Every so often I stumble across articles and websites dedicated to little known events in history. I store their subject matters away until I can spring them on unsuspecting friends and relatives, under the pretense of really fascinating history. Not everyone finds them as interesting as I do, so this becomes the alternative method of sharing what I've found. Today, let's look at the Battle of Bloody Mingo.
Bloody Mingo
After watching the movie October Sky, I became interested in a reference made by a character to Bloody Mingo. I looked it up and found it was a nickname for Mingo County, West Virginia, which was involved in a conflict referred to by some as the Coal Wars. Between 1920-1921 there were frequent clashes between members of the United Mine Workers of America, who were trying to get safer working conditions, better wages, and shorter working hours, and the private armies of the coal companies, who ostensibly fought on the grounds that it was their patriotic duty to prevent Communism.

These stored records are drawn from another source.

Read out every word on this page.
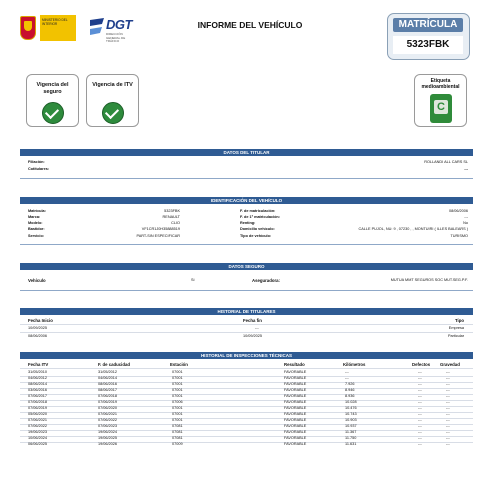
MINISTERIO DEL INTERIOR	DGT
DIRECCIÓN GENERAL DE TRÁFICO
INFORME DEL VEHÍCULO	MATRÍCULA
5323FBK
Vigencia del seguro
Vigencia de ITV
Etiqueta medioambiental
C
DATOS DEL TITULAR
Filiación:	ROLLANDI ALL CARS SL
Cotitulares:	---
IDENTIFICACIÓN DEL VEHÍCULO
Matrícula:	5323FBK
Marca:	RENAULT
Modelo:	CLIO
Bastidor:	VF1CR1J0H35888519
Servicio:	PART-SIN ESPECIFICAR
F. de matriculación:	08/06/2006
F. de 1ª matriculación:	---
Renting:	No
Domicilio vehículo:	CALLE PUJOL, NU: 9 , 07230 , , MONTUIRI ( ILLES BALEARS )
Tipo de vehículo:	TURISMO
DATOS SEGURO
Vehículo	Sí	Aseguradora:	MUTUA MMT SEGUROS SOC MUT.SEG.P.F.
HISTORIAL DE TITULARES
Fecha Inicio	Fecha fin	Tipo
10/09/2025	---	Empresa
08/06/2006	10/09/2025	Particular
HISTORIAL DE INSPECCIONES TÉCNICAS
Fecha ITV	F. de caducidad	Estación	Resultado	Kilómetros	Defectos Gravedad
31/05/2010	31/05/2012	07001	FAVORABLE	---	---	---
04/06/2012	04/06/2014	07001	FAVORABLE	---	---	---
08/06/2014	08/06/2016	07001	FAVORABLE	7.926	---	---
03/06/2016	08/06/2017	07001	FAVORABLE	8.946	---	---
07/06/2017	07/06/2018	07001	FAVORABLE	8.936	---	---
07/06/2018	07/06/2019	07006	FAVORABLE	10.028	---	---
07/06/2019	07/06/2020	07001	FAVORABLE	10.476	---	---
05/06/2020	07/06/2021	07001	FAVORABLE	10.743	---	---
07/06/2021	07/06/2022	07001	FAVORABLE	10.903	---	---
07/06/2022	07/06/2023	07081	FAVORABLE	10.937	---	---
19/06/2023	19/06/2024	07081	FAVORABLE	11.367	---	---
10/06/2024	19/06/2025	07081	FAVORABLE	11.750	---	---
06/06/2025	19/06/2026	07009	FAVORABLE	11.631	---	---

In May 1920, a particularly important battle or massacre, depending on who you ask, occured at Matewan, Mingo County, WV. There, miners, backed by Police Chief Sid Hatfield and 14 private detectives hired by the Stone Mountain Coal Company, engaged in a brief gun battle. The detectives had been forcibly evicting union sympathizers from their company-owned homes, and Hatfield was trying to arrest them, saying they had no legal right to evict anyone. In the end, the Mayor of Matewan, four miners, and seven detectives were killed. Hatfield became a hero to the miners. He was acquitted of murder charges, but while standing trial for conspiracy he was shot on the court house steps by the surviving detectives from the Battle/Massacre of Matewan. The men who killed him were not sought by authorities. This led to the Battle of Blair Mountain. A subject for another one of these posts.